Cupping Cupping is the term applied to a technique that uses small glass cups or bamboo jars as suction devices that are placed on the skin. Suction is created by placing an inverted cup over a flame, thereby sucking the air out of the cup, which is then quickly placed on the skin. Flames are never used near the skin and are not lit throughout the process of cupping, but rather are a means to create the heat that causes the suction within the cups. The cups can be gently moved across the skin (often referred to as "gliding or moving cupping") or left in an area of tightness or stagnation for a period of 5-10 minutes. The suction in the cups causes the skin and superficial muscle layer to be lightly drawn into the cup. Cupping is much like the inverse of massage - rather than applying pressure to muscles, it uses gentle pressure to pull them upward. For most patients, this is a particularly relaxing and relieving sensation. Cupping promotes circulation and is excellent for musculoskeletal pain and myofascial restrictions. Additionally, it is commonly used for respiratory issues such as asthma, excess phlegm, colds and flu. *Cupping can leave marks on the skin for several days, so be sure to tell your acupuncturist if you prefer not to be cupped.
Moxibustion Also called Moxa, this is the Chinese Herb known as mugwort, or Ai Ye in pin yin. Moxa is lit and burned above specific points or areas to warm and tonify the body, expel cold, reduce pain and promote the movement of qi and blood. Moxa is commonly used in the treatment of arthritis, gynecological conditions, chronic diarrhea and other digestive concerns, and weakened immune system. (unfortunately I can't use moxa in my present location, but I might send you home with a stick and some instructions)
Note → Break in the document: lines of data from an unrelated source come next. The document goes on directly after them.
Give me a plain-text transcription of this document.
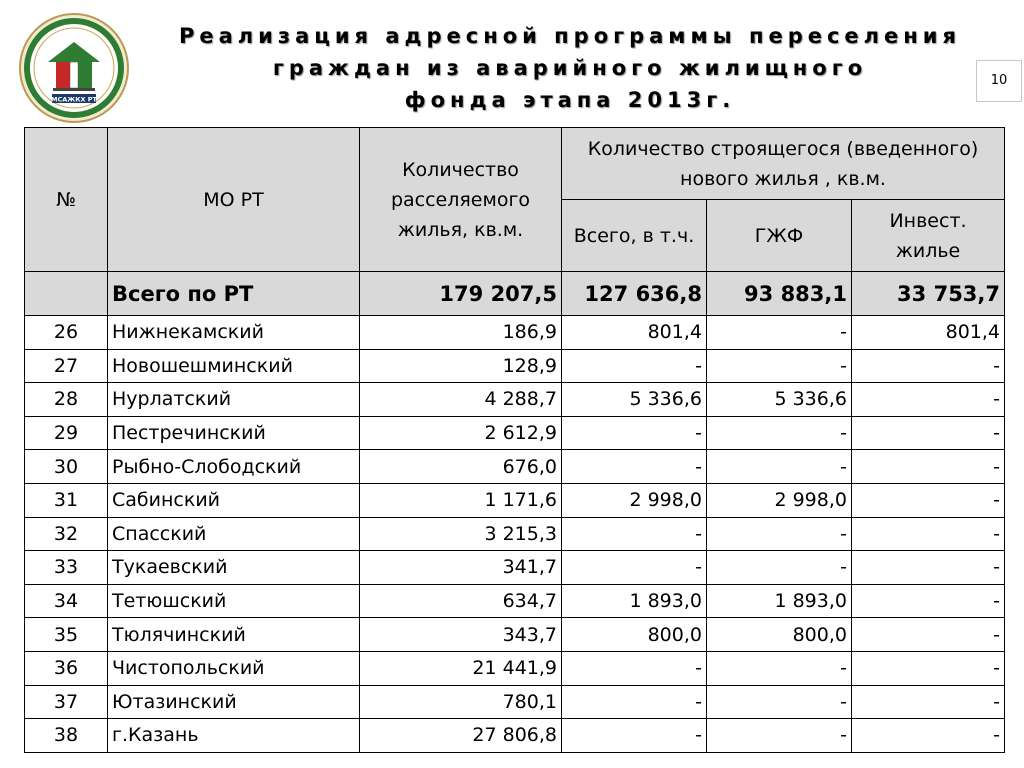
МСАЖКХ РТ
Реализация адресной программы переселения
граждан из аварийного жилищного
фонда этапа 2013г.
10
№	МО РТ	Количество расселяемого жилья, кв.м.	Количество строящегося (введенного) нового жилья , кв.м.		
			Всего, в т.ч.	ГЖФ	Инвест. жилье
	Всего по РТ	179 207,5	127 636,8	93 883,1	33 753,7
26	Нижнекамский	186,9	801,4	-	801,4
27	Новошешминский	128,9	-	-	-
28	Нурлатский	4 288,7	5 336,6	5 336,6	-
29	Пестречинский	2 612,9	-	-	-
30	Рыбно-Слободский	676,0	-	-	-
31	Сабинский	1 171,6	2 998,0	2 998,0	-
32	Спасский	3 215,3	-	-	-
33	Тукаевский	341,7	-	-	-
34	Тетюшский	634,7	1 893,0	1 893,0	-
35	Тюлячинский	343,7	800,0	800,0	-
36	Чистопольский	21 441,9	-	-	-
37	Ютазинский	780,1	-	-	-
38	г.Казань	27 806,8	-	-	-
Electro-stimulation / E-stim E-stim involves connecting an electro-stim machine to the needles (with small clips and wires), which generates a gentle micro-current, allowing for continuous stimulation of the needles. It is used in the treatment of certain pain conditions, Bell's palsy, stroke, numbness and paralysis.
Gua sha Gua sha is an ancient technique which can be used for both acute and chronic conditions. Gua means to scrape, and Sha means rash (aka petechiae). The skin is scraped using a round-edged instrument (such as a porcelain spoon) until redness is brought to the surface, which is believed to be stagnated blood beneath the skin. It is particularly useful in treating and preventing colds and flu, bronchitis, asthma, and musculoskeletal tension and pain.